Because it may be difficult to get your money back, remember the following:
If you get a robocall, hang up. Don’t press “1” to speak to a live operator and don’t press any other number to (supposedly) get your phone number off a call list. Doing so will probably just lead to more robocalls.
Never give out personal identification information over the phone unless you initiate the call and know the other party is reputable. This includes bank account and credit card numbers, Social Security numbers, account passwords and PIN numbers.
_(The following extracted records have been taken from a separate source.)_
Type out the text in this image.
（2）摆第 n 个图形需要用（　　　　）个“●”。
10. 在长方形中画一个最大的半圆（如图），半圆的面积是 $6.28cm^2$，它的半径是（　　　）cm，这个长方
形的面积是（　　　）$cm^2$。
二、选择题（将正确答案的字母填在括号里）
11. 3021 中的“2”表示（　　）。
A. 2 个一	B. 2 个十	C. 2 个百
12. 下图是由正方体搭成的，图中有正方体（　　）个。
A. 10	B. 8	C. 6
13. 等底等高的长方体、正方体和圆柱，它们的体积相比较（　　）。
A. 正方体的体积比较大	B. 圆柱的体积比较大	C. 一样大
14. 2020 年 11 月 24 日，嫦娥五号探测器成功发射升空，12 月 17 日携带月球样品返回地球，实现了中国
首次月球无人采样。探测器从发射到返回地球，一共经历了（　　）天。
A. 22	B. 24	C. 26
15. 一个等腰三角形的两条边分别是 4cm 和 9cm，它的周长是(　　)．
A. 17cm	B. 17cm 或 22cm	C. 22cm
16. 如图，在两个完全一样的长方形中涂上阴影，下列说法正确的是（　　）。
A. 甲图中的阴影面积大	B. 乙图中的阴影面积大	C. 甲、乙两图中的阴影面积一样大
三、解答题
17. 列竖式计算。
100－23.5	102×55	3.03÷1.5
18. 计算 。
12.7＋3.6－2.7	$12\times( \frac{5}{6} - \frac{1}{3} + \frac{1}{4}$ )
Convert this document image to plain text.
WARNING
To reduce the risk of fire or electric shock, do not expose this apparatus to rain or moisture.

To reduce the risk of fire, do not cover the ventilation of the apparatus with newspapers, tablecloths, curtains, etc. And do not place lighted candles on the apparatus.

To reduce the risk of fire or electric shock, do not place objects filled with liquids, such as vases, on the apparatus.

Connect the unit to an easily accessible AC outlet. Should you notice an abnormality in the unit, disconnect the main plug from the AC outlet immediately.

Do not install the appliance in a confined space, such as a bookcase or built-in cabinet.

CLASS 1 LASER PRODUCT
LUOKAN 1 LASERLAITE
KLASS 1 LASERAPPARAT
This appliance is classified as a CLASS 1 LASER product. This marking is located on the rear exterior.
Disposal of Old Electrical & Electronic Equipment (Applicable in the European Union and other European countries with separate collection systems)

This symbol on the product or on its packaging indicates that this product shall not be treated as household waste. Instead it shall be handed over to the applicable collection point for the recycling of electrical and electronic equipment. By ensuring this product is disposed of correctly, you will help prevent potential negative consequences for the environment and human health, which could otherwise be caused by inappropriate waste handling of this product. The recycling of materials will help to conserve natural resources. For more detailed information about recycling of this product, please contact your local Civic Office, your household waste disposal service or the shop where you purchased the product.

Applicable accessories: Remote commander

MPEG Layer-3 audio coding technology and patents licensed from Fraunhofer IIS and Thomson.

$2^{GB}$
Thoroughly check out any offer before agreeing to it. Always ask for key details in writing. Carefully read all applications and contracts so that you understand your potential costs, risks and requirements. You also can research an offer with help from your state or local consumer protection agency (start at www.usa.gov/directory/stateconsumer) or your state Attorney General’s office (http://www.naag.org/naag/attorneys-general/whos-my-ag.php).
Assume that any offer that “sounds too good to be true” — especially one from a stranger or an unfamiliar company — is probably a fraud. “Common examples of scams include fake lottery winnings, bogus job offers, and promises of an investment paying significantly above market rates,” said Kathryn Weatherby, a fraud examination specialist for the FDIC.
Resist pressure to make a decision immediately. Here are a few red flags that can help you spot a scam:
- You’re told to send money or provide bank account information before you receive anything in return;
- You sense a reluctance on the part of the caller to answer questions or provide written information; and
- You’re told you already agreed to pay money but you don’t remember that.
If you think you’re a victim, file a complaint with the FTC (at www.ftc.gov/complaint or toll-free at 1-877-382-4357) and with your police. For more tips on topics like reducing robocalls, avoiding phone scams and stopping unwanted mail and calls, start at the FTC’s Web site (www.ftc.gov).